The opening song is the album’s titular track. Walker reveals his struggles in forming a bond with his father, even in his ailing last days, with lyrics like “I try to go to the hospice every Friday/ Sit in traffic, thicker than blood/ Try to know a man that I never really knew.” The gentle guitar riffs mesh well with the vulnerability in his voice.
Walker emotionally exposes himself even more with “I Love You,” arguably the three most dangerous words in the English language. The song is surprisingly upbeat, similar in fashion to the next track on the album, “Chrissie Hynde,” named after the lead singer of The Pretenders. Walker remembers his former lover and it is obvious he is pained by the fact that all he has left of her are memories. He delves deeper into his past with “Still Drunk” and has no problem with disclosing personal details, such as “We had sex on a brick wall of the public library/ For all to see.” Hopefully, there were no children around when this salacious act occurred.
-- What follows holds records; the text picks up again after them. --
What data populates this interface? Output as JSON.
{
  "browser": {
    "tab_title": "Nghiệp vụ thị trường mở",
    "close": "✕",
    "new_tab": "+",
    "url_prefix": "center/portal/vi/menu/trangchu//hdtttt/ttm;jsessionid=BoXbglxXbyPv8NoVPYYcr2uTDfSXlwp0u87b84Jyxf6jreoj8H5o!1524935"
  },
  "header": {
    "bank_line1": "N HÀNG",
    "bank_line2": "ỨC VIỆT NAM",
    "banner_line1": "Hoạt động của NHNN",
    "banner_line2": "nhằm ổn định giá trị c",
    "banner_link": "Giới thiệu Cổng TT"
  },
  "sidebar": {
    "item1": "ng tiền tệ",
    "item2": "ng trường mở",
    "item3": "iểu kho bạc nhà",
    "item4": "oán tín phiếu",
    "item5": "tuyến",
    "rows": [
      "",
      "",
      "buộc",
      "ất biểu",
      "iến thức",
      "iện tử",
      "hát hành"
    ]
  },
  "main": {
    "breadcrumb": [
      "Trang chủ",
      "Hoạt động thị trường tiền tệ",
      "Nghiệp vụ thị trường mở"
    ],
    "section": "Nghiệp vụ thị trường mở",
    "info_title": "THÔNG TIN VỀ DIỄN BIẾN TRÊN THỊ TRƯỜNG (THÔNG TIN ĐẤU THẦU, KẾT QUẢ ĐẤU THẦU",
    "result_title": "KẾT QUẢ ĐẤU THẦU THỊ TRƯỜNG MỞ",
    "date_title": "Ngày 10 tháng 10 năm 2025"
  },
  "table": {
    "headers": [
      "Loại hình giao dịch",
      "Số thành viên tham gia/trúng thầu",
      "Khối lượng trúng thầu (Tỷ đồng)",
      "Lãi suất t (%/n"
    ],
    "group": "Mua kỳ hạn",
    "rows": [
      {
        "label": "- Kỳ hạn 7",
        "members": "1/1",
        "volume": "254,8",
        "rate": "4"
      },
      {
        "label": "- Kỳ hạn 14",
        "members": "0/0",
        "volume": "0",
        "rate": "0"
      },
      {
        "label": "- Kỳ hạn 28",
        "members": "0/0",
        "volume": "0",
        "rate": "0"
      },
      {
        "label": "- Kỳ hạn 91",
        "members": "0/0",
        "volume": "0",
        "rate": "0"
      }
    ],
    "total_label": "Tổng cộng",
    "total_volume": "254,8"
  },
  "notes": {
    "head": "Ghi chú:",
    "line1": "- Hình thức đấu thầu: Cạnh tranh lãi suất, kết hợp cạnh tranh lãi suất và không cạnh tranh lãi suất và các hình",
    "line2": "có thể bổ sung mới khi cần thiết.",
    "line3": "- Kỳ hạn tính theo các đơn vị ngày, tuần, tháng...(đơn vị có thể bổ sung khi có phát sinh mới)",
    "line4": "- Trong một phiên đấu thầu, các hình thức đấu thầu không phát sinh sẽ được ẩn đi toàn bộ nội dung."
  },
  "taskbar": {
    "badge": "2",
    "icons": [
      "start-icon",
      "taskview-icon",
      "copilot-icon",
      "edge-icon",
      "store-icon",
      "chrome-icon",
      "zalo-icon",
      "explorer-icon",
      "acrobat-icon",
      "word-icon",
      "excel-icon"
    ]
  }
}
After some more personal and shocking memories, “Afraid of Ghosts” takes an unexpected turn with one of the album’s highlights: “21+.” The chorus is pleasantly accompanied by the piano and the classic rock vibe towards the end of the song is amazing. The high production quality makes it seem as if Walker plans on releasing this track as a single for radio airplay.
Walker returns to the “paternal” theme of the album with “Father’s Day,” where he laments that he has no clue where to go in life ever since his father passed away. The album ends, finally, with “The Dark,” which sounds pretty much like all the other songs.
As stated earlier, Walker was formerly in two bands but is now a solo artist, with a heavy emphasis on “solo.” There is not a single collaboration on “Afraid of Ghosts,” and it is painfully boring to hear the same voice on each track. Walker should have considered working with artists like Hozier, Mumford & Sons, or Vance Joy to shake things up a little.
“Afraid of Ghosts” may not be the best album from Walker, especially because many songs sound the same, but it will be enjoyed by fans of gentle folk-rock.
ONLY RECOMMENDED IF: You like the easy listening type of music frequently played at Starbucks.